Photographing during Covid 2021

December 31, 2021

Looking back over 2021 I can see that the Delta strain of the Covid-19 pandemic had a large impact on my large format photography during 2021. South Australia’s borders were closed throughout 2021 and that meant my photo trips had to be within South Australia’s state borders. Even so, apart from a 12 day camel trek from Blinman to Lake Frome plus walking in the Vulkathunha-Gammon Ranges National Park, I stayed close to home in Victor Harbor. The exception was a trip to Melbourne and a visit to the Otways between Melbourne’s two lockdowns.

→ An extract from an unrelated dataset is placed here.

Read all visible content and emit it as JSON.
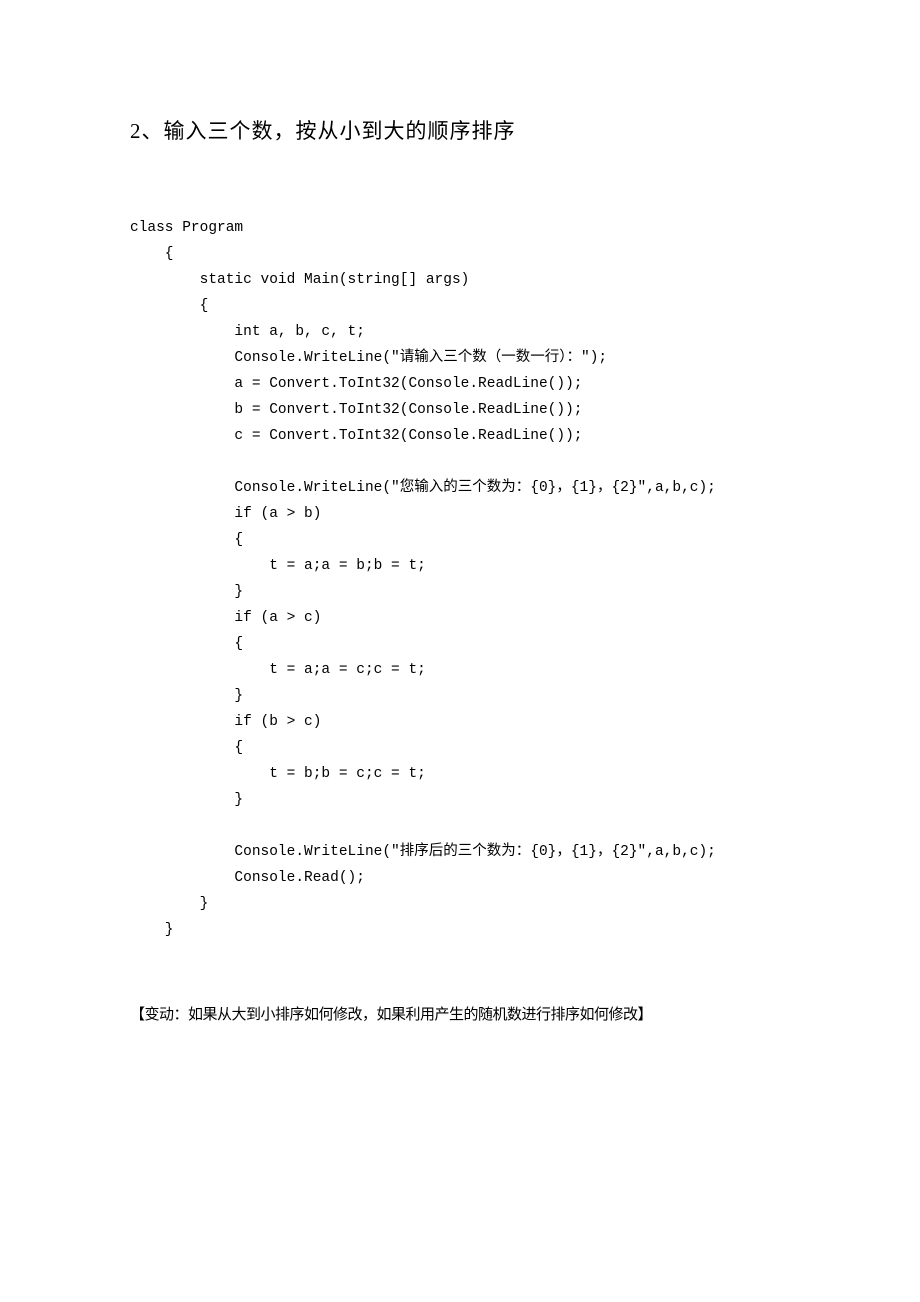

My large format photography in 2021 has been mostly done within my local area, with much of it being representations of the roadside vegetation along the back country roads. These roads are ones that I often walked along with the poodles in the early morning or the late afternoon. An example of the early morning:

roadside vegetation, Waitpinga

The other reason that I didn’t really do that much large format photography throughout 2021 was that the public health restrictions designed to eliminate Covid-19 pandemic provided an opportunity to concentrate on working on the images and text The Bowden Archives and Industrial Modernity project. This mostly involved researching and working on the text of the four sections of the project, and that meant sitting in front of the computer screen for most of the day, day after day.

Xmas 2021 was my self-imposed deadline for finishing the text. Then I could take a holiday break. It happened — just.